Alguien dice que, para orar, es preciso sentir la necesidad de hacerlo, tener ganas, so pena de hacerse hipócritas, inauténticos, artificiales: como si la oración fuera, no un ali­mento básico sino una obra artística ligada a la inspiración del momento. La oración conti­nua, por el hecho de que se está poniendo en práctica siempre, desmiente y disipa este pernicioso sofisma.

Otros dicen que no hay tiempo para orar, que se querría hacerlo, pero que los com­promisos de la vida lo hacen imposible.
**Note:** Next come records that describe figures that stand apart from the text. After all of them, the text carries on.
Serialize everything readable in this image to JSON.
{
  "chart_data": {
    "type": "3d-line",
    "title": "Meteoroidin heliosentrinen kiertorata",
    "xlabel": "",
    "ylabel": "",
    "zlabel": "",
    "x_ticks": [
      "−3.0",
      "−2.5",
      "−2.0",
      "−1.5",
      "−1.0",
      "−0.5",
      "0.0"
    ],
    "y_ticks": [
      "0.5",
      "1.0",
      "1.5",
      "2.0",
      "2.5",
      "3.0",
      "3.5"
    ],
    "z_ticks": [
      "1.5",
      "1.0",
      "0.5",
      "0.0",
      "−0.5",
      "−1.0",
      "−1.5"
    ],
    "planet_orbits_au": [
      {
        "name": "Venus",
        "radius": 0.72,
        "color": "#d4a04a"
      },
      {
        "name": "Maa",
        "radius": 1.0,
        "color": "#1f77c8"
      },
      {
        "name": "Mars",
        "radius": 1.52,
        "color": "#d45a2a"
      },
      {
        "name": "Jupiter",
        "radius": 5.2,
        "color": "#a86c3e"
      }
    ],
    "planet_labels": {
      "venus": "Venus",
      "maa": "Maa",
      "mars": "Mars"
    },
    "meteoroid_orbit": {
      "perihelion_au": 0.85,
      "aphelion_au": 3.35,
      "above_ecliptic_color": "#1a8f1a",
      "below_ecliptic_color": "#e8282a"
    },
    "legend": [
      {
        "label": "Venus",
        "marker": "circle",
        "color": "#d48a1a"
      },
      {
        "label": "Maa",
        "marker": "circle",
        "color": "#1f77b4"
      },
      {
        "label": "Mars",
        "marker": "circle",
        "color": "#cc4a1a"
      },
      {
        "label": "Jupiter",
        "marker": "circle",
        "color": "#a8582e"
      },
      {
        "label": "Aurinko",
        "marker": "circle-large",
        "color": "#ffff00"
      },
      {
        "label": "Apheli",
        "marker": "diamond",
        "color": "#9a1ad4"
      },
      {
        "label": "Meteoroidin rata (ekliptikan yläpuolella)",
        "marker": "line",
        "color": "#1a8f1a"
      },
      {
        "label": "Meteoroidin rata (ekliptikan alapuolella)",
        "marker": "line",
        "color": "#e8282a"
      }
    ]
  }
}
La oración difusa, por medio de la oración breve, atestigua afortunadamente que este reparo no tiene consistencia.
10 ORACIÓN Y ACCIÓN
El mandato de orar incesantemente se presenta como algo muy importante, y al mismo tiempo difícil, al relacionarlo con el compromiso, igualmente ineludible, de actuar o trabajar.

Desde siempre la praxis cristiana se enfrenta con el binomio acción y contemplación, trabajo y oración, actividad humana y adoración de Dios. Desde siempre el pensamiento cristiano deshace la trampa de "un dilema bien conocido, que es falso como la mayor parte de los dilemas teóricos. Por un lado, están los partidarios del desierto absoluto para quienes el encuentro místico se da únicamente rompiendo con todo, exclusivamente en el momento de la oración solitaria. Por otro lado, como reacción enteramente normal, están los que ado­ran rabiosamente la vida, los que estrujan ansiosamente los acontecimientos cotidianos pa­ra encontrar a Dios en la esencia que así obtienen, pues ya no cuentan con una manifesta­ción suya diferente".

¿Qué relación hay entre los dos términos de la cuestión? ¿Se unen armónicamente o hay ruptura entre ellos?

¿Pueden ligarse oración y trabajo hasta tal punto que realicen, de hecho, el imperati­vo categórico que transforma la vida en oración? En caso afirmativo, ¿de qué modo?